The Structured Finance Association also weighed in with an amicus brief. In May 2019, after Kathy Kraninger took over as CFPB director, the trade group followed up with a letter stating that the proposed consent order contained injunctive provisions that “would abrogate and rewrite the trusts’ governing contracts, which the parties previously agreed to, and penalize the underlying investors, (including pension funds and retirement plans), who aren’t accused of any wrongdoing.”

An attorney representing bondholders Angelo Gordon & Co., Libremax Capital, One William Street Capital and Waterfall Asset Management has a more blunt characterization that accuses Vantage of attempting to enrich itself at his clients’ expense. Said Michael Hanin, who leads the Kasowitz Benson team with Uri Itkin: “The proposed consent judgment represented an unprecedented gambit by NCSLT’s residual equity holders to invert the securitization waterfall and trample the rights of investors and other deal parties.”

As part of the discovery process, the investors and Ambac obtained access to communications between Vantage and McCarter & English, the law firm it hired to represent the trust.
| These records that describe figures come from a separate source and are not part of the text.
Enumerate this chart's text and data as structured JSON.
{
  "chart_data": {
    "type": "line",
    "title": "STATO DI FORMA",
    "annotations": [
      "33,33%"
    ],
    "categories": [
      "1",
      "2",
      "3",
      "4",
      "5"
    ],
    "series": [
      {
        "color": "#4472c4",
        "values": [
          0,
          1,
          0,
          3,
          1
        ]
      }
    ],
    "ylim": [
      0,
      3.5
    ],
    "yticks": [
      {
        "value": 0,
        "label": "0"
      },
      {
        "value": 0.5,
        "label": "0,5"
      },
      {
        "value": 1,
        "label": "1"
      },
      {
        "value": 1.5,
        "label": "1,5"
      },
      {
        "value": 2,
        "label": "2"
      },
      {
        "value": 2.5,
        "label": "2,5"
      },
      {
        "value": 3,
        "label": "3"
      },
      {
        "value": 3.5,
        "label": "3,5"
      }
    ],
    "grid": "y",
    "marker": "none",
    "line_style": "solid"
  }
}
While such communications typically would be protected by attorney-client privilege, investors successfully argued that they were entitled to see them under a fiduciary exemption. McCarter & English has since resigned as counsel for the trust.

What happens next? The CFPB’s lawsuit against National Collegiate Student Loan Trust remains outstanding. But it first will have to overcome a motion for dismissal from Transworld, which argues that the agency lacks the proper jurisdiction.
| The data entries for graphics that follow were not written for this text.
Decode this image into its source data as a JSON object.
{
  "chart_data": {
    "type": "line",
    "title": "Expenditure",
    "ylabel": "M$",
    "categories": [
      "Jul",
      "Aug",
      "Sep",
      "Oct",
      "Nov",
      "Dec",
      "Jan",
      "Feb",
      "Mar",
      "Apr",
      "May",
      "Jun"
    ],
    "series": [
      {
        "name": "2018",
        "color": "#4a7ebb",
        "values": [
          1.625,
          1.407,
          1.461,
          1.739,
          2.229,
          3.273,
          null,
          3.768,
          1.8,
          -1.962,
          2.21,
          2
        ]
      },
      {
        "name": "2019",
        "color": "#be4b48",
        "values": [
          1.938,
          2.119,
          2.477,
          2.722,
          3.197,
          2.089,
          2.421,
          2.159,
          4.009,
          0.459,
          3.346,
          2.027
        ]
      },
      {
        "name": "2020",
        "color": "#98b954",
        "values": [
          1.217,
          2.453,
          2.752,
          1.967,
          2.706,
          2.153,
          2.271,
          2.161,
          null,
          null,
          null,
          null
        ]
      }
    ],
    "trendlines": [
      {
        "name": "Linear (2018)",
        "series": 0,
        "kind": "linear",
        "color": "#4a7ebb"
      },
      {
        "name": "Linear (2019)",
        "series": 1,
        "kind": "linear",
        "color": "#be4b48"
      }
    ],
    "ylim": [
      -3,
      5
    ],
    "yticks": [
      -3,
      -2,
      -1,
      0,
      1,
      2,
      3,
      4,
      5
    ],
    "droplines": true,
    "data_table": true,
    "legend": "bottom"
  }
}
From 1994 to 2007, First Marblehead completed 25 student-loan securitizations totaling $15.6 billion, according to Asset-Backed Alert’s ABS Database. The bulk of the offerings took place via the National Collegiate trust in the years leading up to the market crash.

CORRECTION (6/8/20): This article has been revised. The original misidentified the firm that owns the residual interests in First Marblehead’s student-loan securities. Those positions are held by Vantage Capital Group.